Part 1 - Penny wise is pound foolish
"What do we need toilet paper for?" Sanzo grumbled. He was already in a bad mood because Hakkai had insisted that he, and not one of the other idiots, accompany him on the supply run.
"Sanzo," Hakkai said in that polite yet insistent voice of his that made Sanzo's trigger finger itch because it said things that were so reasonable that he couldn't object to them, "do you remember what happened the last time one of us used leaves to wipe with?"
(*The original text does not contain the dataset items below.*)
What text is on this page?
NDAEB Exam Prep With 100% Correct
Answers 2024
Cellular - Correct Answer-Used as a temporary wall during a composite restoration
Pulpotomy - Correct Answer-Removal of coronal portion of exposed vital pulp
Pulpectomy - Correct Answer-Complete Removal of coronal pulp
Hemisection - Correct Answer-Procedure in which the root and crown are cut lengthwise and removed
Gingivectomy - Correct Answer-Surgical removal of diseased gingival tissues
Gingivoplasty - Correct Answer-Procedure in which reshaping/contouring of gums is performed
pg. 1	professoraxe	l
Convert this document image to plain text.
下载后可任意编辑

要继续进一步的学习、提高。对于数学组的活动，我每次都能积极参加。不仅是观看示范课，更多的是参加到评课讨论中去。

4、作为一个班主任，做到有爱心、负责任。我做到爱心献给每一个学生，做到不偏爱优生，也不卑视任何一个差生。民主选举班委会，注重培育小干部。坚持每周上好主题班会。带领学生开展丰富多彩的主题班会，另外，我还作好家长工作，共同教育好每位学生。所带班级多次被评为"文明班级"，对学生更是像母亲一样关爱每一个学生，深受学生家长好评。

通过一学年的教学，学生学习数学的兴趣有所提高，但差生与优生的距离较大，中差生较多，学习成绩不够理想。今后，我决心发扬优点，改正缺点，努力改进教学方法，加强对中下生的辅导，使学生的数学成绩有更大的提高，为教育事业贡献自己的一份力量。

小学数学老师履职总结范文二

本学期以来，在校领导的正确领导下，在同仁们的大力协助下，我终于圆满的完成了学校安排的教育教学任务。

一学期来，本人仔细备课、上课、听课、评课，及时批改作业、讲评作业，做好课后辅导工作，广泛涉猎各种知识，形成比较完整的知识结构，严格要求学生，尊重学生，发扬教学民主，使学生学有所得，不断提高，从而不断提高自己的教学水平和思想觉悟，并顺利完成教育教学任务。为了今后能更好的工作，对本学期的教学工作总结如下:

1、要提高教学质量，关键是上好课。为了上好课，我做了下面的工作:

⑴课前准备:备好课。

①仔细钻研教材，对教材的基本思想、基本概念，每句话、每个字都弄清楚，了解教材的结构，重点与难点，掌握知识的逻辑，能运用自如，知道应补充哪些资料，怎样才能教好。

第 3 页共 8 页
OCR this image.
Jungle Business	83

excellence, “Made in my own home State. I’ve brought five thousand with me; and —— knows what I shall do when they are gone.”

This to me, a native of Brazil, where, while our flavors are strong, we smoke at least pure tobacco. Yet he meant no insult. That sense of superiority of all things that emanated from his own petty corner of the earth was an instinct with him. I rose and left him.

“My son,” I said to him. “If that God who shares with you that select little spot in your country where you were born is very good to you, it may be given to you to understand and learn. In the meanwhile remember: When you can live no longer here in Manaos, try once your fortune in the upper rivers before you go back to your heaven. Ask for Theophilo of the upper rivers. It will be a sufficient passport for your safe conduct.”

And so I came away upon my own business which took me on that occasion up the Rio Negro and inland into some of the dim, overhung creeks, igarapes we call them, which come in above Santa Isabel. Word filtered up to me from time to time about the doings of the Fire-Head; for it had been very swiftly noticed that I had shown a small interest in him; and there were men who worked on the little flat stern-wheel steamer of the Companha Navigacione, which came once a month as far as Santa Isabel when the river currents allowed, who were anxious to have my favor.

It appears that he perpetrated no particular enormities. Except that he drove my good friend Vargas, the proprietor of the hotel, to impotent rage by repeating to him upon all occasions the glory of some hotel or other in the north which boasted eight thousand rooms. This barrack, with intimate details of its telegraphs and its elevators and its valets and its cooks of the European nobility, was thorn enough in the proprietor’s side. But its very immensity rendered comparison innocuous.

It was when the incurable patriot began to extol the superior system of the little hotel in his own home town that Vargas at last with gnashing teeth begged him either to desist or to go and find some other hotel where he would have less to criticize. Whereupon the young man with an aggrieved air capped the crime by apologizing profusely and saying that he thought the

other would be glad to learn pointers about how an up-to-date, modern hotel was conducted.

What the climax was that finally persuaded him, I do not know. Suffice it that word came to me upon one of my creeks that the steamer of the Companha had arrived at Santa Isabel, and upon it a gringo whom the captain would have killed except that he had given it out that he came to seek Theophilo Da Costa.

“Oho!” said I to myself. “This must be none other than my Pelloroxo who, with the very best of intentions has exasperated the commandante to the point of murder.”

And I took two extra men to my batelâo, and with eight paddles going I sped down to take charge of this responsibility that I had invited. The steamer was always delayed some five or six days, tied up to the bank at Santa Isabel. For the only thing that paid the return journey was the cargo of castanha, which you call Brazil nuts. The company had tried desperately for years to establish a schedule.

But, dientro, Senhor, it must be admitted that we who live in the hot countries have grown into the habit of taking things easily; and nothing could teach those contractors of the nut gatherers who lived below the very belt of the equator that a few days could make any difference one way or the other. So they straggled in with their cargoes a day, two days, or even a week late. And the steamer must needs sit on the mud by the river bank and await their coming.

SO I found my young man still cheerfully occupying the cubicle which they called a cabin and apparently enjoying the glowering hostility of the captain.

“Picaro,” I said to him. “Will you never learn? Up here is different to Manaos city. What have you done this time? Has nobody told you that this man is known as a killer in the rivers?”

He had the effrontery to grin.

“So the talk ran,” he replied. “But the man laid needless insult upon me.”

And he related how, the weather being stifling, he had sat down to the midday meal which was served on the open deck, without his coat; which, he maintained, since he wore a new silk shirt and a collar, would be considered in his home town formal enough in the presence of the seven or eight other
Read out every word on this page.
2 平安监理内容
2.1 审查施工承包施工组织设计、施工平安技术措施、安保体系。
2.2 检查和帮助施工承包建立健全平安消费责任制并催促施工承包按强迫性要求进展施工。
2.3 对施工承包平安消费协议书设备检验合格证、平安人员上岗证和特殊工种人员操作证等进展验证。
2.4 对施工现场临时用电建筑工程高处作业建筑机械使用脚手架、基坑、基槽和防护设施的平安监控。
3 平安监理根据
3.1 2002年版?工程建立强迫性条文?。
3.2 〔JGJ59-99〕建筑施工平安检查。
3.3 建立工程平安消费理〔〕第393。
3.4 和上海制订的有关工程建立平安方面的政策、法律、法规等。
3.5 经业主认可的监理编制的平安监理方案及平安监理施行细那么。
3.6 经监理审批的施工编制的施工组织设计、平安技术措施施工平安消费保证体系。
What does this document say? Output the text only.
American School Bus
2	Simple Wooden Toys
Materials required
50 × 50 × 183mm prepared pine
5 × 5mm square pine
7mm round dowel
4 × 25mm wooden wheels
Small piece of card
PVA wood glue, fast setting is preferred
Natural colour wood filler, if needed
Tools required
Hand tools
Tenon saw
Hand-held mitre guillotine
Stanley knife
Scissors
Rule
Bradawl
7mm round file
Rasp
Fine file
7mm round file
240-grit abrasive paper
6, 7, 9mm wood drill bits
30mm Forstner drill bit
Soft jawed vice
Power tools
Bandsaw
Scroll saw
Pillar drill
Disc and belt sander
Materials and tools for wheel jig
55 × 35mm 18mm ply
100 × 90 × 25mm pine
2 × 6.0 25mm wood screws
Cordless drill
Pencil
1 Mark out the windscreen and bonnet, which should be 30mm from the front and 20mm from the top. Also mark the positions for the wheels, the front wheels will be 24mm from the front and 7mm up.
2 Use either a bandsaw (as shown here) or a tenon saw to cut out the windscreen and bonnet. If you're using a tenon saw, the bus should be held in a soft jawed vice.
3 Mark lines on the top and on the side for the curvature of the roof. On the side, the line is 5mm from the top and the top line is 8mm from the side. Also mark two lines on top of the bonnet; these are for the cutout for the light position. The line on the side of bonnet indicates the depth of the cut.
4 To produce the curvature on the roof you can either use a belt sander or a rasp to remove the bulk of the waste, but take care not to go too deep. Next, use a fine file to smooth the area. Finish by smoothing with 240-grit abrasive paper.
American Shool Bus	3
The pervy kappa's dance had certainly been entertaining, though Sanzo had been forced to clap his hands over Goku's eyes to shield him from the image of Gojyo furiously scrabbling at his ass to relieve the burning itch caused by wiping himself with poison sumac. The man displayed no consideration for the sensibilities of others.
It would have been even more entertaining to watch him suffer and listen to him swear as they traveled in the Jeep. He would have savored whacking Gojyo with the harisen for making a fuss. But Hakkai had taken pity on him and dragged him into the woods to heal him instead.
Sanzo didn't want to think about what else they might have been up to while they were gone. When they returned, Gojyo was grinning from ear-to-ear and Hakkai's hair was unkempt. Judging from the bits of leaves caught in it, Hakkai's hair probably needed shampooing as well.
"Tch," Sanzo spat out, "do what you like." You're going to anyway, he thought to himself.
Hakkai smiled at him. He probably knew exactly what Sanzo had been thinking, the bastard. "Thank you," he said, and put the toilet paper in the cart.